Today is World Contraceptive Day. So, we spoke to Sheba, who shared her experience with choosing the right contraceptive.
"When I started having sex, one surprising thing was how men did not like using condoms, even with the fear of HIV. One guy once told me, “Does it look like I have HIV?” It reminded me of that song I heard when I was growing up: "HIV no dey show for face.” There’s a lot of stigma associated with being HIV-positive, and one of them is that people look sickly, but an HIV-positive person can look fat and robust. Another excuse I heard from men who did want to use condoms was "I’ve been tested before" or that sex is better raw. I try not to fall for those things, but I have fallen once or twice."

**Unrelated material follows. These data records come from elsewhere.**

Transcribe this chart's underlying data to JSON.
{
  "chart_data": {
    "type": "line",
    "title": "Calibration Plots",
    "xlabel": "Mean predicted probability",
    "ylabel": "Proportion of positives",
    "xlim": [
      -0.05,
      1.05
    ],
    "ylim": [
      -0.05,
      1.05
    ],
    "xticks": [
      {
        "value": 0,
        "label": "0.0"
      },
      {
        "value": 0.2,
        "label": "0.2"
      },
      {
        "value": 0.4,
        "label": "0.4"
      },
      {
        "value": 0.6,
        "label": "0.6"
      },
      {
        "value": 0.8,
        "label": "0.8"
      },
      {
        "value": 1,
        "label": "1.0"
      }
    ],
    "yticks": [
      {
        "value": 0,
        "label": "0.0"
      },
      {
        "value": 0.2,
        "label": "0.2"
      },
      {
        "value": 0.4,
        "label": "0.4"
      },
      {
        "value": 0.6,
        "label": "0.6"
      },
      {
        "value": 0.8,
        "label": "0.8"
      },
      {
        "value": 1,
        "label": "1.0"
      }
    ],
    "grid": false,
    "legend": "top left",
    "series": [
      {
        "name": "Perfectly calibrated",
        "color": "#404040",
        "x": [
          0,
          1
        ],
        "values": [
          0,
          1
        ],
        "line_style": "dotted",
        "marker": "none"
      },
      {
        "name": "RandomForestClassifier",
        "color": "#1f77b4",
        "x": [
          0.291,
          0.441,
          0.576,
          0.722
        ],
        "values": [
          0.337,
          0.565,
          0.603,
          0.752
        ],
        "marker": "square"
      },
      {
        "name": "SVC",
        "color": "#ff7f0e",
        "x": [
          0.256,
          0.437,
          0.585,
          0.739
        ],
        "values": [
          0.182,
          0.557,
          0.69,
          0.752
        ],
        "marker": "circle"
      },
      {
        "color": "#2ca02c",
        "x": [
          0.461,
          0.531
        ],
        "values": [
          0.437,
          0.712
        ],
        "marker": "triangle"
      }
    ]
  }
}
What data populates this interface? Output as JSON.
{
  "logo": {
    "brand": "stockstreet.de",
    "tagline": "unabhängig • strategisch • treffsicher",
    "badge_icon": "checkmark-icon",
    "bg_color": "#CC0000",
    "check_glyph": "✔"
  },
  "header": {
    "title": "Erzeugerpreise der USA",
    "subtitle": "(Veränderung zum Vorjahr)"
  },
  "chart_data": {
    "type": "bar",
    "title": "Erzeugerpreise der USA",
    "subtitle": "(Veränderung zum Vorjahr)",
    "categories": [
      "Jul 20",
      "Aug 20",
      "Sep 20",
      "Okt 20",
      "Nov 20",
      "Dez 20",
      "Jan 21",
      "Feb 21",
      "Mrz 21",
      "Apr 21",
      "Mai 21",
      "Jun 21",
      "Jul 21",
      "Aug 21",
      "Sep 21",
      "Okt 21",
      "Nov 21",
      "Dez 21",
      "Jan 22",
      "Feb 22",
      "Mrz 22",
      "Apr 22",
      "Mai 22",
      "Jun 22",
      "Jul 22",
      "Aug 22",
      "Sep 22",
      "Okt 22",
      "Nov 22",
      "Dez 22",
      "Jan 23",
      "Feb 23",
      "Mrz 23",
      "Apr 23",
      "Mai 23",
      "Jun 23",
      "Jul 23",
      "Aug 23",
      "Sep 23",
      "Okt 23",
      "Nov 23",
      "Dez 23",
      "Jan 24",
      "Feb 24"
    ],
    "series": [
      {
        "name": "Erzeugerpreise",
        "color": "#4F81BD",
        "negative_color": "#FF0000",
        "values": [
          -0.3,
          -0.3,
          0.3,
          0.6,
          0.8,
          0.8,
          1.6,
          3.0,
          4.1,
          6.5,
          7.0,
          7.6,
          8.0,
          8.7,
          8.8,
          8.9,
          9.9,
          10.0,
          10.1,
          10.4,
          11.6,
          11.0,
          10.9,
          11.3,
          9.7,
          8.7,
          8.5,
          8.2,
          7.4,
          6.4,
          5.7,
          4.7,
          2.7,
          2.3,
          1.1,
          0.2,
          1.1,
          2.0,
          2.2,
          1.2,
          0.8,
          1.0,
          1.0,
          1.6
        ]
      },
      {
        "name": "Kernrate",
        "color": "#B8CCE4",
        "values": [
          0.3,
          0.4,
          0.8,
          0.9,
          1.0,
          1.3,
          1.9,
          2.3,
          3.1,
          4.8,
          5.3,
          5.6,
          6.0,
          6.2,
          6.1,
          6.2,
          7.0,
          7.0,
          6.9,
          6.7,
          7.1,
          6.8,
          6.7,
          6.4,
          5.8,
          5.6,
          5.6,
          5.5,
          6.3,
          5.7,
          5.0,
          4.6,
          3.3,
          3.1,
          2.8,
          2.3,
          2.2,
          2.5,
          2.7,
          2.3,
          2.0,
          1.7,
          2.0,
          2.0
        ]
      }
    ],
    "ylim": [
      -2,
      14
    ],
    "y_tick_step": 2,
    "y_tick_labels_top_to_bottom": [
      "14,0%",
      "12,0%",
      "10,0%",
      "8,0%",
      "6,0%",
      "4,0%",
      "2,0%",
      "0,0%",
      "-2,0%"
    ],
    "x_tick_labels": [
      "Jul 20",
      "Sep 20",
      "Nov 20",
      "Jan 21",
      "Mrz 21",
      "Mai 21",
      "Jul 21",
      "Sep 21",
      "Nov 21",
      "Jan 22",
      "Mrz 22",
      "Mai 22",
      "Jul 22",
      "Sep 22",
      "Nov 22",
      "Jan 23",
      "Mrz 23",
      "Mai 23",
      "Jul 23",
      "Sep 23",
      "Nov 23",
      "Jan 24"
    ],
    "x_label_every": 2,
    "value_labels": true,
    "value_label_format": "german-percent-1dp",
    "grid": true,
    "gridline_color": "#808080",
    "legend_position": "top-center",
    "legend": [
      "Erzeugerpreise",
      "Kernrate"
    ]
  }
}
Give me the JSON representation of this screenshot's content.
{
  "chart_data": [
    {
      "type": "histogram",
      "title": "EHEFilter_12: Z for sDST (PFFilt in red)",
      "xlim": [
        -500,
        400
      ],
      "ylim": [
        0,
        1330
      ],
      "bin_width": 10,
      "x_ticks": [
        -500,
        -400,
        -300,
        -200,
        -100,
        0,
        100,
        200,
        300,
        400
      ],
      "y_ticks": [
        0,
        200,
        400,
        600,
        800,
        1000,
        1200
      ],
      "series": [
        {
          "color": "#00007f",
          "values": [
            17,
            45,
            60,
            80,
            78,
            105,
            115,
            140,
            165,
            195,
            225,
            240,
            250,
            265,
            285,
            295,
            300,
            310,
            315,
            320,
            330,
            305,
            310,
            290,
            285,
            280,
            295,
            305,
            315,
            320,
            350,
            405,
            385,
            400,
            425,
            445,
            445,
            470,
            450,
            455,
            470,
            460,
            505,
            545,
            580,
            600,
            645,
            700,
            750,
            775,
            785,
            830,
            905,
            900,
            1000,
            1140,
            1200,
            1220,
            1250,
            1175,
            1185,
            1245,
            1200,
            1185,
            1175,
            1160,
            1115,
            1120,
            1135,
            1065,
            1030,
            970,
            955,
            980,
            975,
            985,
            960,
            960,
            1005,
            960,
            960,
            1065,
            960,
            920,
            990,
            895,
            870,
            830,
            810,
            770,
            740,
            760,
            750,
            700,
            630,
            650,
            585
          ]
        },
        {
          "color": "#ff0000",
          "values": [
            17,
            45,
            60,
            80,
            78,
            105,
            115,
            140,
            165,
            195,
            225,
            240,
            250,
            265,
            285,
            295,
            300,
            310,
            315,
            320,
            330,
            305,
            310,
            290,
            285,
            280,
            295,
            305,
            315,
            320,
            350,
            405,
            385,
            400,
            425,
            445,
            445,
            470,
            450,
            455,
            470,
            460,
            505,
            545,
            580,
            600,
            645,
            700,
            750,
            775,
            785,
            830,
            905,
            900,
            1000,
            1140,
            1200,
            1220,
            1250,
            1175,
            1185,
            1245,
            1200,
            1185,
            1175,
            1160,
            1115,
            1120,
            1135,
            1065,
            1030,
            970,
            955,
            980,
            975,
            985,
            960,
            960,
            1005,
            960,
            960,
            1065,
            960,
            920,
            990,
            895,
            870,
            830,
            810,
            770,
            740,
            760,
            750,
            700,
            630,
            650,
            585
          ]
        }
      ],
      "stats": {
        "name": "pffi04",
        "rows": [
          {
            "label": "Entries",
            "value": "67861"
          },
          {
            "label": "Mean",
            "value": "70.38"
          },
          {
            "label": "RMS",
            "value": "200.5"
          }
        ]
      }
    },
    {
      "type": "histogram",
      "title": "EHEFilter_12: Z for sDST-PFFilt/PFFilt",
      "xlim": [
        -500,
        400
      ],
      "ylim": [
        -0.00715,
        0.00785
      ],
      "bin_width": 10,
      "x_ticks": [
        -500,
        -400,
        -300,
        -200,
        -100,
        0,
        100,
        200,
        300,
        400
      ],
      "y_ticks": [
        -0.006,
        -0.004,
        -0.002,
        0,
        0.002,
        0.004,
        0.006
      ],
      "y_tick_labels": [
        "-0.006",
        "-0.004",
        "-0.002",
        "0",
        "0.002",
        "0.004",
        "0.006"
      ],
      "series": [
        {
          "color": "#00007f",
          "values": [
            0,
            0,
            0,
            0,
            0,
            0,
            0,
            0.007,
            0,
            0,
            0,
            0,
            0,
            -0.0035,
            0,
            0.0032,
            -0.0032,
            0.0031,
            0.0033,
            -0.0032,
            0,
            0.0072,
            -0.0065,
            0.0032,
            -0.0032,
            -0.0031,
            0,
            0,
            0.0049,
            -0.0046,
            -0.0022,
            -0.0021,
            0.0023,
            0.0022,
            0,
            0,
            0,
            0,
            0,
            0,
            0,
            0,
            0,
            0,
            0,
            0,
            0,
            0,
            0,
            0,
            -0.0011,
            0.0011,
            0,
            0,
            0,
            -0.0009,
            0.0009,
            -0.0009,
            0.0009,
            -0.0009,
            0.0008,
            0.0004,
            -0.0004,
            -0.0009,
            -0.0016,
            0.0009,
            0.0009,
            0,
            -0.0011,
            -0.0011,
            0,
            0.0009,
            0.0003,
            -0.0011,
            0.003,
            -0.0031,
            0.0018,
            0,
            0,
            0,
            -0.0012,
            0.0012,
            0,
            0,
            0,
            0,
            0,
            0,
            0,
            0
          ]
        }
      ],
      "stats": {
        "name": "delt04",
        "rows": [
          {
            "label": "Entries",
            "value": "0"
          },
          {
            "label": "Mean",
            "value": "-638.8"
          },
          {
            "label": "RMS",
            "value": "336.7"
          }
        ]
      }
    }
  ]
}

"But even when men use condoms, I still take the pill—call it two-factor authentication—in case the condom bursts or something. The responsibility of pregnancy and childcare will fall on me not him and if he doesn't like me enough for a relationship, having his child will be a mistake. I knew that I didn’t want to get pregnant out of wedlock and that I didn’t want to have to have an abortion, so I knew I couldn’t be reckless with sex. The problem was finding the right contraceptive. I didn’t want an IUD. I heard stories about how painful it is to insert, how it hurts even after insertion, and how it causes crazy mood swings. I didn’t want to take the birth control pill every day; it leads to water weight, and I didn’t want to look bloated. I soon realized that every contraceptive method has its disadvantages and advantages. The only safe way not to get pregnant is not to have sex."
"I usually use the morning-after pill after sex because it’s quite effective, though it ruins my menstrual circle. When I use it, my period is a week late or even more and that makes me worried that I have gotten pregnant."
"Another thing that happens when I use the pill is that there is a lot of blood, and my flow is usually so heavy that I have to change my pad three times a day. There are times when I have a period twice a month."
"For me, the positives of using the morning pill are that it reduces menstrual cramps and doesn’t mess with my hormones or body by making me gain weight."
"I have heard about women who used the pill and still got pregnant, so I am still scared whenever I have unprotected sex and use the morning-after pill. Contraceptives are not entirely foolproof; I just take the gamble and hope it pays off, though it won't protect me from sexually transmitted infections."